The 4th Circuit case goes on as the Maryland Supreme Court reviews the state’s appeal of a lower court's striking down the tax as unconstitutional. Maryland’s brief at the state high court is due March 1, with appellees Comcast and Verizon’s brief due March 31, said a Jan. 20 order.
"The TIA bars this entire suit, because the TIA deprives federal courts of jurisdiction over any action to enjoin, suspend, or restrain the assessment, levy, or collection of any state tax where the State’s laws provide a ‘plain, speedy and efficient remedy,’ Maryland told the 4th Circuit. “This Court has held that Maryland law provides such a remedy.” The preemption "applies to actions for declaratory and injunctive relief seeking to invalidate and enjoin collection of a tax.”

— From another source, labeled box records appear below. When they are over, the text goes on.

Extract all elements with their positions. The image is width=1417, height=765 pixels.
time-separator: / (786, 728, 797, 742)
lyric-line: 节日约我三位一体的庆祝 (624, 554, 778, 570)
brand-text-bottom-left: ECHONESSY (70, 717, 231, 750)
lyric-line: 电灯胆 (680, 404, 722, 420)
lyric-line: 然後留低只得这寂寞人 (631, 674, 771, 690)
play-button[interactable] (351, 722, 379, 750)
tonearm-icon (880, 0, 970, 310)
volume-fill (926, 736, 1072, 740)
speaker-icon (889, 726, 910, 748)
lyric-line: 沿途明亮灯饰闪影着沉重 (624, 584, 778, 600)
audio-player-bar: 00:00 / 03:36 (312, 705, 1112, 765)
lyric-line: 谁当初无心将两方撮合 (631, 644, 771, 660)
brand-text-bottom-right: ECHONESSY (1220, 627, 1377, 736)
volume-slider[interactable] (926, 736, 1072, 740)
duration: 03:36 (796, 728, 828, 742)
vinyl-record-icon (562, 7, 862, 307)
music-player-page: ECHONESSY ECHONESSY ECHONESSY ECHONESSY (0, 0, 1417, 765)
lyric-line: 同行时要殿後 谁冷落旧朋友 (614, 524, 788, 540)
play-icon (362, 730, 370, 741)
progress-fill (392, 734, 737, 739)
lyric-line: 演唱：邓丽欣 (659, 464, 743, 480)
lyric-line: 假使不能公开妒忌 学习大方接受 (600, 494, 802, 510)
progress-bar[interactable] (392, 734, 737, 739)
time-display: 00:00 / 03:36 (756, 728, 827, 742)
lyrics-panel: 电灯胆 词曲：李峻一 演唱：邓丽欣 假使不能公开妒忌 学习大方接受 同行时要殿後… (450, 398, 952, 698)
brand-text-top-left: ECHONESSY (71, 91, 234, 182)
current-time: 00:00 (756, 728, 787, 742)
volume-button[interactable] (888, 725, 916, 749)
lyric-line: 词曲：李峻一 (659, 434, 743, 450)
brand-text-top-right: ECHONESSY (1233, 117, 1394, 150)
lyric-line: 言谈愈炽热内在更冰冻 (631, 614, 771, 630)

Plaintiffs’ argument the tax is actually a punitive fee “fails because digital advertising is a perfectly lawful activity under Maryland law,” the state said. The U.S. Supreme Court said in a 2021 decision (CIC Services v. IRS) that "a tax cannot be deemed a penalty merely because it taxes 'conduct that [is] legal but disfavored for tax purposes,'" said Maryland: The ruling defined a penalty as "punishment for an unlawful act or omission.”

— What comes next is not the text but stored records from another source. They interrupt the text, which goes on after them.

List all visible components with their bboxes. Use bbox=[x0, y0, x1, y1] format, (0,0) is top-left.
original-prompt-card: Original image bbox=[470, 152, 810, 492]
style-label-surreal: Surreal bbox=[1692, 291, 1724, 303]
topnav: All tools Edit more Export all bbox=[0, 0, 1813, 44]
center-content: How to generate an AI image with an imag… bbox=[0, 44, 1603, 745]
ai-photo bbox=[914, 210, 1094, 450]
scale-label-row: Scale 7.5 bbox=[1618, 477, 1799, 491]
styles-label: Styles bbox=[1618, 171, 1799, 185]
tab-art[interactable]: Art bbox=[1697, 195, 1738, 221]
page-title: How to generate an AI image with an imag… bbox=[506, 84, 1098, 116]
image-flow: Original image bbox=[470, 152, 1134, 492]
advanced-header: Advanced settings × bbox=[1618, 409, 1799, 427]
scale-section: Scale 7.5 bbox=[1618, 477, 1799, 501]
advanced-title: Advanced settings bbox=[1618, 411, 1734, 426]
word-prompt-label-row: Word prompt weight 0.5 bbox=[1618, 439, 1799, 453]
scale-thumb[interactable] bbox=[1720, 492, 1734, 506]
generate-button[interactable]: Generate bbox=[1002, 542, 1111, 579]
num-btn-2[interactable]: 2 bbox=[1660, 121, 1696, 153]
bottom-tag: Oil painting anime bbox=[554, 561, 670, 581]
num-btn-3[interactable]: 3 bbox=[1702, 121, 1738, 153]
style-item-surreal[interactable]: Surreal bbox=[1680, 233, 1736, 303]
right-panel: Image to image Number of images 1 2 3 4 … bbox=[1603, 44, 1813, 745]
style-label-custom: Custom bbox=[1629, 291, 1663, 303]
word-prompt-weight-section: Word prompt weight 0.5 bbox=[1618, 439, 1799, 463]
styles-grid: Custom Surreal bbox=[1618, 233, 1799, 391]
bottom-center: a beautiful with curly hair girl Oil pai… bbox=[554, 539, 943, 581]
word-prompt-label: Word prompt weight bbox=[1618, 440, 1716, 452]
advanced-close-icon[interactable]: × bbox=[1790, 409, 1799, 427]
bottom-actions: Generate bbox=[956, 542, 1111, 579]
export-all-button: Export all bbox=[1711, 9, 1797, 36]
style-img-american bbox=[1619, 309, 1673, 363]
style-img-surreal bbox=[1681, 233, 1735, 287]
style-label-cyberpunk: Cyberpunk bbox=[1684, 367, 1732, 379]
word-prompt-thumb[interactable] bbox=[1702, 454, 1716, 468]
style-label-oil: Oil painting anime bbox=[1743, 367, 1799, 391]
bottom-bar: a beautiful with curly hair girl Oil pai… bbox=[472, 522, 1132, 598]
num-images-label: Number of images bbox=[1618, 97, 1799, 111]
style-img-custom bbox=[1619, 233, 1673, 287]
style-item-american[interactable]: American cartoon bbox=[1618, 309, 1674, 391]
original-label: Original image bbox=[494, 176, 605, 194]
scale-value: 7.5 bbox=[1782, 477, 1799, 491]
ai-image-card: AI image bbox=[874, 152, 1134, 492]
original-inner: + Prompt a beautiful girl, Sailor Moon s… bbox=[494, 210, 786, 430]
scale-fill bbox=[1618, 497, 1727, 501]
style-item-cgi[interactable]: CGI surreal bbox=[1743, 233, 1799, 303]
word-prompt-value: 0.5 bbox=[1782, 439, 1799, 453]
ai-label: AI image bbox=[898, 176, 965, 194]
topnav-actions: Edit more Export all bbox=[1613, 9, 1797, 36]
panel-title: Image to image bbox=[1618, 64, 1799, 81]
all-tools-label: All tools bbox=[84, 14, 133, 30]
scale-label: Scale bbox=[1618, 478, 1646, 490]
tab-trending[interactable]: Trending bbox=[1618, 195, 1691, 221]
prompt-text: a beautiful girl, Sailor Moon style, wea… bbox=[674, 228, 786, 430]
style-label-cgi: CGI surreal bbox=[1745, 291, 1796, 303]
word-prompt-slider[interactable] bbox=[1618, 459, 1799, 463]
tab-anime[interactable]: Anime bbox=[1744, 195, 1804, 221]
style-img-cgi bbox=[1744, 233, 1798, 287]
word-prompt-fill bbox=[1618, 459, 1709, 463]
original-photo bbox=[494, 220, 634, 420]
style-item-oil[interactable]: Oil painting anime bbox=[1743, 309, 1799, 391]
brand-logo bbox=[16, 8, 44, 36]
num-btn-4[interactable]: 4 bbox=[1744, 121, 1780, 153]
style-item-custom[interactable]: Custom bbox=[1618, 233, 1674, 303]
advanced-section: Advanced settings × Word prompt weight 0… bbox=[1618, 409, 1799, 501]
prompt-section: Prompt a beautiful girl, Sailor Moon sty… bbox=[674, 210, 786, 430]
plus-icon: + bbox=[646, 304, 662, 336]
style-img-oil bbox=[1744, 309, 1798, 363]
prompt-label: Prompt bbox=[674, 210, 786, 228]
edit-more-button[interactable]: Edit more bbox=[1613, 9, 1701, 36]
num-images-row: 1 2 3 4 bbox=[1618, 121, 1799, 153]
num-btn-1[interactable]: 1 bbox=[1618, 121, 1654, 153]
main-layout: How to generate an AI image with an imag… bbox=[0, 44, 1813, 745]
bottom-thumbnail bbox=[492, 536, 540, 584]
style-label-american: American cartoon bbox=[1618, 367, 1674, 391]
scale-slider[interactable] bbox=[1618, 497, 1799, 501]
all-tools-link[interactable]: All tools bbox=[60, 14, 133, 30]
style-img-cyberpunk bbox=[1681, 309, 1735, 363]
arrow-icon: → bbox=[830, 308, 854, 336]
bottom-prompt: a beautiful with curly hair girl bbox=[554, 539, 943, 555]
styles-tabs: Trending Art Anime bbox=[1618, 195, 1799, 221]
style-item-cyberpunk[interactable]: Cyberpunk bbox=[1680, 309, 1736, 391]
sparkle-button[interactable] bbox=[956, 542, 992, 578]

The assessment satisfies a four-prong test for determining what is a tax from the 4th Circuit’s 2013 ruling in Liberty University v. Lew, said Maryland: (1) It produces revenue for the government; (2) liability for the tax doesn't depend on a "scienter requirement," which refers to intent or knowledge of wrongdoing; (3) the tax is collected through normal means; and (4) it lacks negative legal consequences beyond requiring payment to the taxing authority.
It also satisfies a three-prong test from the 4th Circuit's 2000 ruling in Valero Terrestrial v. Caffrey, said Maryland, though the state thinks that decision is outdated and shouldn’t be applied. It’s a tax under Valero because (1) the Maryland government imposes the charge, (2) it applies to more than one entity and (3) the revenue will benefit the public by funding educational improvements, said the state.

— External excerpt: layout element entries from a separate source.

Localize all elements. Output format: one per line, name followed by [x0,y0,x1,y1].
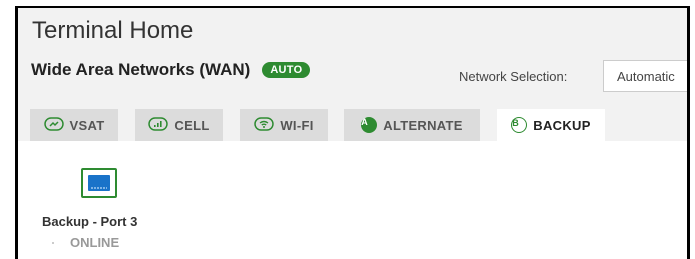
tab-alternate[interactable]: A ALTERNATE [344,109,480,141]
tab-label: WI-FI [280,117,314,133]
tab-label: VSAT [69,117,105,133]
wifi-icon [254,116,275,134]
terminal-home-panel: Terminal Home Wide Area Networks (WAN) A… [15,6,690,259]
page-title: Terminal Home [32,17,194,44]
cell-signal-icon [148,116,169,134]
tab-label: ALTERNATE [383,117,463,133]
wan-header: Wide Area Networks (WAN) AUTO [31,60,311,80]
network-selection-label: Network Selection: [459,69,568,84]
tab-label: BACKUP [533,117,591,133]
ethernet-port-icon[interactable] [81,168,117,198]
tab-backup[interactable]: B BACKUP [497,109,605,141]
tab-cell[interactable]: CELL [135,109,223,141]
status-indicator [52,242,54,244]
auto-badge: AUTO [262,62,311,78]
backup-icon: B [511,117,528,133]
alternate-icon: A [361,117,378,133]
wan-title: Wide Area Networks (WAN) [31,60,251,79]
tab-vsat[interactable]: VSAT [30,109,118,141]
tab-label: CELL [174,117,210,133]
tab-wifi[interactable]: WI-FI [240,109,328,141]
port-graphic [88,175,110,191]
network-selection-dropdown[interactable]: Automatic [603,60,687,92]
vsat-icon [43,116,64,134]
device-name: Backup - Port 3 [42,214,138,229]
device-status: ONLINE [70,235,120,250]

If the 4th Circuit decides TIA doesn't stop the court from reviewing the case, it should dismiss because “longstanding principles of federalism and comity counsel a hands-off approach to state tax administration,” said Maryland. “The district court acted well within its discretionary power to withhold injunctive and declaratory relief for prudential reasons, even in a case not constitutionally moot, after receiving notice” that a state court found Maryland’s tax law unconstitutional and that the state was seeking Maryland Supreme Court review, it said.
The 4th Circuit's usual practice is to refrain from addressing the merits when the district court didn't rule on them, noted Maryland: But if not, the appeals court should reject the constitutional challenge to a ban on passing on costs of the tax to consumers. The challenged ban restricts conduct, not speech, said Maryland. "If the prohibition affected speech at all it would be limited to an incidental effect on speech integral to the unlawful activity of directly passing on the cost of the digital ad tax to customers in violation of [Maryland] Tax-General § 7.5-102(c), which is not protected speech.”
"Applicable precedent renders it inappropriate to subject the direct pass-through prohibition to content-based restriction or political speech analysis,” added the state. Citing the 1980 SCOTUS case, Central Hudson Gas and Electric. v. New York Public Service Commission, Maryland argued the challenged ban would withstand intermediate scrutiny.